At last she spoke. "He drank some water. You held his hand. Thank you, Sarah Booth. What did he tell you?"
I hesitated. "Things at the Carlisle place seemed normal, except for the weevils. It's apparent he went out into the cotton."
"And there wasn't a trace of evidence in the field?"
This was a sticky point, since Gordon had investigated the plantation after Oscar became ill. Before Gordon's report had been filed, he'd fallen sick. Only Bonnie Louise and Peyton had actually been on the Carlisle property since then.
"I need to examine the area," I said.
"You can't. It's too dangerous."
Arguing was pointless, and I didn't intend to stress Tinkie more. In my heart, though, I knew there was no other way. Someone had to go. While Bonnie Louise and Peyton might have the equipment, they didn't have the personal motivation that I did.
"One way or the other, we'll find an answer." If I had to beat it out of Luther Carlisle or Jimmy Janks--once we found him.
The worst possibility crossed my mind. What if Janks had dumped Cece at the plantation? What if she was lying there now, sick or dying because of exposure to something we couldn't identify?
"I've got to get some rest," I said, edging down the hall.
"You aren't fooling me, Sarah Booth. I know that look. You're going to do something dangerous."
"No, I'm really exhausted.

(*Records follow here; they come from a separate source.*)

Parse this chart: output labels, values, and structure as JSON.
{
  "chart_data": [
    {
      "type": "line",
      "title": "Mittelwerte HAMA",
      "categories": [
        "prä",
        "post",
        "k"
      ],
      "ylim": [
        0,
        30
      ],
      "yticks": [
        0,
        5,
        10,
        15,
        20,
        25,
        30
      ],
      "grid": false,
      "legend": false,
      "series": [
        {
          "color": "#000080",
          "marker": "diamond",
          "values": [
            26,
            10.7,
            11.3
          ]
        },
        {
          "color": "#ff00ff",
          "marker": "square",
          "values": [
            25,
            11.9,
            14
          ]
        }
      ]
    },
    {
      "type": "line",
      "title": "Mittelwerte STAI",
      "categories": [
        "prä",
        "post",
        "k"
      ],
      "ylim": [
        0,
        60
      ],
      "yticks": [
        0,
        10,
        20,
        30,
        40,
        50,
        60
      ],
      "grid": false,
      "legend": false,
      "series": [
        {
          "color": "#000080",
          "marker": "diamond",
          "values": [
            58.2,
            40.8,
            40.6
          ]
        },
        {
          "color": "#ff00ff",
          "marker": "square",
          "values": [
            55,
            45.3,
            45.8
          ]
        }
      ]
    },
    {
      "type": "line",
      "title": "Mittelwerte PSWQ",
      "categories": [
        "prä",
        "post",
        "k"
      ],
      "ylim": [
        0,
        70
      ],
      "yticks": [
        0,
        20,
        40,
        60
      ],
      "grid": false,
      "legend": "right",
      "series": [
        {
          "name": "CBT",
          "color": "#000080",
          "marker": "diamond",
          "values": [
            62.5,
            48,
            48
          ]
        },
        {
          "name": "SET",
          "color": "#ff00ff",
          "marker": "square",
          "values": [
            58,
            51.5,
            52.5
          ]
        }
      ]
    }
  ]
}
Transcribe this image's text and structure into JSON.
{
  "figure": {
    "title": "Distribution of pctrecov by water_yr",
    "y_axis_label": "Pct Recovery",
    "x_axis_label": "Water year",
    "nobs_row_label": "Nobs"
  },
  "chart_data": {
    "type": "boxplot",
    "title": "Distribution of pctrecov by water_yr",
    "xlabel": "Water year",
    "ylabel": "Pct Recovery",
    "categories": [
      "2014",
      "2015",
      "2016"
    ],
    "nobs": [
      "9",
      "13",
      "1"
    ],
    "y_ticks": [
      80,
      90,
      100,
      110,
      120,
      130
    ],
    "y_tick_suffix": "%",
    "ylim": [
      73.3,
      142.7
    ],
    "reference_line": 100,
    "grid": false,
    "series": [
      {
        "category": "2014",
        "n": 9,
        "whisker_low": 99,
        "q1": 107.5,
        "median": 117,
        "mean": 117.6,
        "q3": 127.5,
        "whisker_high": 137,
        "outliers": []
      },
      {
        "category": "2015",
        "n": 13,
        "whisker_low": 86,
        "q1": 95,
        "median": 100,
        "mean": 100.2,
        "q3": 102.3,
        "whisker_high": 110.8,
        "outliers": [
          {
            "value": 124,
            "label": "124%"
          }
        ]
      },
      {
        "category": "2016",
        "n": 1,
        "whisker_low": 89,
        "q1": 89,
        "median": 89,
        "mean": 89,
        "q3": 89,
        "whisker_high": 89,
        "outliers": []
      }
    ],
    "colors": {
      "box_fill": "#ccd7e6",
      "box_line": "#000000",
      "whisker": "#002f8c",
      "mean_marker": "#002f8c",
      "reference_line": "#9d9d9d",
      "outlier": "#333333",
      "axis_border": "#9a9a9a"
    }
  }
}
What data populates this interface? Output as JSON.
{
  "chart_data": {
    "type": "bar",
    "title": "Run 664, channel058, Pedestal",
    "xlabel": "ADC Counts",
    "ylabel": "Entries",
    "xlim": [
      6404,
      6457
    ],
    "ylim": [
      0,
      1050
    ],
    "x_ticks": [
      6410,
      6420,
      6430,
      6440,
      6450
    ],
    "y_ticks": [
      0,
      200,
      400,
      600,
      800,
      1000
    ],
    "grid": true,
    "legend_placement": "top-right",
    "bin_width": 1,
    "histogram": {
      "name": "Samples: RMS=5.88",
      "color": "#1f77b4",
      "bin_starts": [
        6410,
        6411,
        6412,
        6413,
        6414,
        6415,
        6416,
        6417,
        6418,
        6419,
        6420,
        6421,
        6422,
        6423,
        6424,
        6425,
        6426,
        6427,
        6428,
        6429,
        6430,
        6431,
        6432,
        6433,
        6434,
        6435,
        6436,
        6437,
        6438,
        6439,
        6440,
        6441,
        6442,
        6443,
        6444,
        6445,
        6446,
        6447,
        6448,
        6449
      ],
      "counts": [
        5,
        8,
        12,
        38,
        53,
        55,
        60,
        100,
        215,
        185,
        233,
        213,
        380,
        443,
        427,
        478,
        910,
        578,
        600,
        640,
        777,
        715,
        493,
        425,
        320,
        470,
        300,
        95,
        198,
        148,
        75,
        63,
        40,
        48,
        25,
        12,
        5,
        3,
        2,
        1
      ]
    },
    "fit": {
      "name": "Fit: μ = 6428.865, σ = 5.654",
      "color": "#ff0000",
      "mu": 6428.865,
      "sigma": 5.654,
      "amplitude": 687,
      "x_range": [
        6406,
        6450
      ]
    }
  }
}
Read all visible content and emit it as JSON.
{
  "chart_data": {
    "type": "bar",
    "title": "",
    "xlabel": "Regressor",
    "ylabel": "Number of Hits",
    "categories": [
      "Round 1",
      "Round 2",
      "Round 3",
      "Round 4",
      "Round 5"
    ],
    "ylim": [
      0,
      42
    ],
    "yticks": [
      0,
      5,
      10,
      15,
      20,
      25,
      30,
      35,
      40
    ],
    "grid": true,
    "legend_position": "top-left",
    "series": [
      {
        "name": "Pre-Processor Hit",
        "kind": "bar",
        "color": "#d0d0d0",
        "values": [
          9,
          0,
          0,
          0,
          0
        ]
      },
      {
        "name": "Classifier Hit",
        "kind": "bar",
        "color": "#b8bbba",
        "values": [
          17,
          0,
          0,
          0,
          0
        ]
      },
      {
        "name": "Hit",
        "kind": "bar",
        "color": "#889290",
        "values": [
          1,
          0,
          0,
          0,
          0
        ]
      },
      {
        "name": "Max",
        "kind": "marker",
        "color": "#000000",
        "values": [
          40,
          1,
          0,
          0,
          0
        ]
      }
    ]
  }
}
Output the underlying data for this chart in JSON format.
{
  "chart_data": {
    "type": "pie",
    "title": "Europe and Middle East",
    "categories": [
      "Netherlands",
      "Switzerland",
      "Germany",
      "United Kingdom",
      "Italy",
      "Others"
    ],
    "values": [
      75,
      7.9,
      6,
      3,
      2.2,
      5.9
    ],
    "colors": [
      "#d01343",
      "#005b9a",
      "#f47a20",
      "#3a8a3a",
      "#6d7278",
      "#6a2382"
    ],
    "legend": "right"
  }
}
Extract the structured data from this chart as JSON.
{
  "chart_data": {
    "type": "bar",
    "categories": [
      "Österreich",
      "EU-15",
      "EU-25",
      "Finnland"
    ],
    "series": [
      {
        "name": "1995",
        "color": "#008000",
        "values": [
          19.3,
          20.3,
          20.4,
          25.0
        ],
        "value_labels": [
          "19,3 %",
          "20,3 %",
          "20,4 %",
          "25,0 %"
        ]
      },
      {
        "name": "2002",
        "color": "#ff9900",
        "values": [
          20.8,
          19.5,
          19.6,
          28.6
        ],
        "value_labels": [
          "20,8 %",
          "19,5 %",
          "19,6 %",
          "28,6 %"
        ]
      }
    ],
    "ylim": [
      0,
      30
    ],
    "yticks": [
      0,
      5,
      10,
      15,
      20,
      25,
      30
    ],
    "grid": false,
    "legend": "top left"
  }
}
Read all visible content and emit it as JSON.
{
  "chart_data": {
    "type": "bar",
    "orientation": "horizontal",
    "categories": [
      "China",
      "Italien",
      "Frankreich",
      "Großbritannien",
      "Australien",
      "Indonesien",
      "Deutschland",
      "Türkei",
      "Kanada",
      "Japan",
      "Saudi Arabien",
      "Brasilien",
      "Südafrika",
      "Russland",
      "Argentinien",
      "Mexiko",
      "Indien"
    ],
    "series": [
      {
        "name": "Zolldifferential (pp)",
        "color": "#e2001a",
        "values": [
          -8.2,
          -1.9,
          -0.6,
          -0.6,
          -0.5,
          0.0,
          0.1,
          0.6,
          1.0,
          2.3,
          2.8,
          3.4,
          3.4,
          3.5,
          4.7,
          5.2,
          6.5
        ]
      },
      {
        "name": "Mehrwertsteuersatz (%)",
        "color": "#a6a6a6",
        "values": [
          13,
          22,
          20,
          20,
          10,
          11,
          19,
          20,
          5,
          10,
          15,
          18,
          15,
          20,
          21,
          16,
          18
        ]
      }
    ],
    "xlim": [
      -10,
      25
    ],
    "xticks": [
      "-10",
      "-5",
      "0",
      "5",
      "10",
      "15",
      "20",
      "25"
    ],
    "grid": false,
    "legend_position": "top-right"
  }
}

I was headed to bed when Coleman showed up and . . ."
"And what?"
"And asked me to help him." My answer was feeble and wouldn't satisfy Tinkie for longer than two minutes. "I really have to go."
"What did Coleman need your help on?"
I waved a hand. "A lead."
"You're hiding something."
If I didn't get away, she'd break me and I'd spill everything I knew. "Please, Tinkie. I'm beat."
I couldn't discern if it was pity or exhaustion that slipped across her features. "We'll talk tomorrow. If you do anything that endangers your life, Sarah Booth, we're finished. No more partners. No more friends. If something happens to you--"
She focused her attention on Oscar, her mouth set in a firm line.
I found myself stranded outside the hospital with no wheels. Coleman had dropped me off, and in my desperation to get away before I spilled my guts about Cece, I'd forgotten to borrow Tinkie's Caddy. Going back inside wasn't an option.
The night was cool and sweet, lightly scented with an early magnolia on the crisp air. Above me, the stars glittered sharply. In high school I'd learned what made them sparkle. I couldn't remember such a long-ago lesson, nor did I want to. I preferred to enjoy the magic of their beauty.
Finding a ride home was almost more than I could manage. I could call Millie, but then I'd have to tell her Cece was missing and she'd spend the night worried. She had a cafe to run that demanded her full attention.
Harold was a possibility. Always urbane and never fussy, he would dress and pick me up with nary a complaint.